Isso significaria a queima do transístor final sem você
ter tempo de pensar no que houve!!!
Esta carga pode
ser no caso do MRF455 uma lâmpada de 25W ou 40 W / 127V
(nunca uma lâmpada de 12 volts) ou melhor ainda uma carga
"fantasma" resistiva juntamente com um wattímetro de RF
que irá indicar a quantidade de RF presente na carga.
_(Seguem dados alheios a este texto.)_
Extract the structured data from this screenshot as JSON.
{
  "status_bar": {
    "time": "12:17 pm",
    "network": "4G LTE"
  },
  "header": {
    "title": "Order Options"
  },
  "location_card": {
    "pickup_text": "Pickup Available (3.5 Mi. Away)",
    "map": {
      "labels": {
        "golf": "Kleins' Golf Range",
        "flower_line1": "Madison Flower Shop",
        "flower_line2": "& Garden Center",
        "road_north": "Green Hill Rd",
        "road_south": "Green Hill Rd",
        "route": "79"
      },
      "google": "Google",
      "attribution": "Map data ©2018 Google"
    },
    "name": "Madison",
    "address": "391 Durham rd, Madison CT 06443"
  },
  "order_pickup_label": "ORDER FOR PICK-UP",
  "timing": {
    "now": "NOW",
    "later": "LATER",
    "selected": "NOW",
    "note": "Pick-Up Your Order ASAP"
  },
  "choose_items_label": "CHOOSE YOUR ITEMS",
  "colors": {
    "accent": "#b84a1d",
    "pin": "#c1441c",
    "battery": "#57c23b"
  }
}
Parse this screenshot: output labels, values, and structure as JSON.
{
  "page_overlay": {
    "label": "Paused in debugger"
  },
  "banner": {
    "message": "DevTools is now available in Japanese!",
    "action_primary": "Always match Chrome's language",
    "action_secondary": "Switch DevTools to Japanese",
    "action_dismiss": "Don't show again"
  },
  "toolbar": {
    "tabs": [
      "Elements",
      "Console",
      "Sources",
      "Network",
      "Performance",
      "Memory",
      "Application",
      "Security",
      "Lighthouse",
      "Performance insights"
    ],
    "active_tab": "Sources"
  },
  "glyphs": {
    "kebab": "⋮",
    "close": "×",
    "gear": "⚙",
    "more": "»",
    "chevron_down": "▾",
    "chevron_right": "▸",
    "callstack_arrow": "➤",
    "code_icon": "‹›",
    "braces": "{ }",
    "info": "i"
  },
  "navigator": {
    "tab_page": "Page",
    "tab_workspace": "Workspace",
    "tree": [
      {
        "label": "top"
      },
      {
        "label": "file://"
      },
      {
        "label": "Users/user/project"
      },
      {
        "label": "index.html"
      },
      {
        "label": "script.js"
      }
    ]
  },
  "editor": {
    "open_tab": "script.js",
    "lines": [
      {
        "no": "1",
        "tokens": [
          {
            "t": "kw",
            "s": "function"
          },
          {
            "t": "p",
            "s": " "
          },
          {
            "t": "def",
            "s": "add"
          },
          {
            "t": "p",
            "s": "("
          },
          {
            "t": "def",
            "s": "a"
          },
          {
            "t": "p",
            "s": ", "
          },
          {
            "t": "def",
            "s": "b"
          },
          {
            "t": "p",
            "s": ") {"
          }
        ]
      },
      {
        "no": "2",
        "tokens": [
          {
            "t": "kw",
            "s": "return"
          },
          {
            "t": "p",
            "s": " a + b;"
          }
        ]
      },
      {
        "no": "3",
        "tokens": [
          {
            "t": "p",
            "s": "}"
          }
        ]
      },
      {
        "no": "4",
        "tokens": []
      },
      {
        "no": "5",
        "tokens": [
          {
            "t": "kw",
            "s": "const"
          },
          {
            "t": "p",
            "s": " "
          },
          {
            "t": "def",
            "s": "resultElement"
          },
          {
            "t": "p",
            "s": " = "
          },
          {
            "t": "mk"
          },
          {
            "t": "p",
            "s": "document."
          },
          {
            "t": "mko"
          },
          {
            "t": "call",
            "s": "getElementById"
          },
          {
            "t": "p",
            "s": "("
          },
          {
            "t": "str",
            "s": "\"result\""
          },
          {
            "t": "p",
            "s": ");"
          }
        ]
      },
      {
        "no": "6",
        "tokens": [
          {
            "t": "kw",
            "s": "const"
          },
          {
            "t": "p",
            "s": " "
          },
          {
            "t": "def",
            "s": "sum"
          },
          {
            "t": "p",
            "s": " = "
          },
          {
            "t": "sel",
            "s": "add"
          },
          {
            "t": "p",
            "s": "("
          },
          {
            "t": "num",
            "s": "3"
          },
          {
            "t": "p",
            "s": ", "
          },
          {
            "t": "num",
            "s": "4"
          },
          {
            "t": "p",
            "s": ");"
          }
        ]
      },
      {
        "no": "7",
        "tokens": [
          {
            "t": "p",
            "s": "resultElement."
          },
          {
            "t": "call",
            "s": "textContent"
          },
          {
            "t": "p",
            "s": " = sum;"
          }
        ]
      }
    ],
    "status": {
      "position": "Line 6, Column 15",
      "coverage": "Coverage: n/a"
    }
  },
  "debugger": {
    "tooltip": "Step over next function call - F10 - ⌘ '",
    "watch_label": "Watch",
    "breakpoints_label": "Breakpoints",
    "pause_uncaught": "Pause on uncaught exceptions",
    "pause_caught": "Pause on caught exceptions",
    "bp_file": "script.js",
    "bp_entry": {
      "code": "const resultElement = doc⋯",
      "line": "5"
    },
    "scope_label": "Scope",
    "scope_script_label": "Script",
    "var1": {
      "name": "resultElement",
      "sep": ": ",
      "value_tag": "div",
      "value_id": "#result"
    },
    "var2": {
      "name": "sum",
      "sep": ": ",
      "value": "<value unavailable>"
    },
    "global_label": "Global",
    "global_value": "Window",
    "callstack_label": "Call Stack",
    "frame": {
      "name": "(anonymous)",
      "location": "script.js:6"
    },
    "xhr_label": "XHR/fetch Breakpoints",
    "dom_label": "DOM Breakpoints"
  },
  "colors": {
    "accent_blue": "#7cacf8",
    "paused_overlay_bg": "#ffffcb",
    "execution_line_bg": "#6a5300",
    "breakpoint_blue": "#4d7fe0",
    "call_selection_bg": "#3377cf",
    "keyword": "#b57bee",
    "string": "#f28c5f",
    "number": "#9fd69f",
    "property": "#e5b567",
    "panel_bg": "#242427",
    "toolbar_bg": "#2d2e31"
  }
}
Esta
última disposição, um osciloscópio
e um freqüencímetro seriam novamente de inestimável
ajuda nos ajustes!!!
Depois de devidamente
"carregado" o amplificador final, aplicar excitação
no mesmo, alimentando o VFO e excitador e alimentar o coletor
do transístor de saída com 12 volts, ajustando a
separação das espiras do tanque final e o ajuste
de T2 para a máxima saída sem distorções
e na freqüência desejada.
Depois de prontas
as etapas de RF, passa-se ao modulador, que pode ser testado utilizando-se
um alto falante no lugar do transformador de modulação
entre o negativo do eletrolítico e o terra para monitorar
a modulação com o eletreto.
Estando tudo funcionando,
certifique-se de que sua antena esteja cortada para a freqüência
de trabalho e com estacionária menor que 1:1,5 para um
perfeito casamento e menor aquecimento do transístor de
saída. Aí é só ligar a chave e mandar
bala!!!
Boa sorte e bons
QSO's em QRP com a turma dos 40!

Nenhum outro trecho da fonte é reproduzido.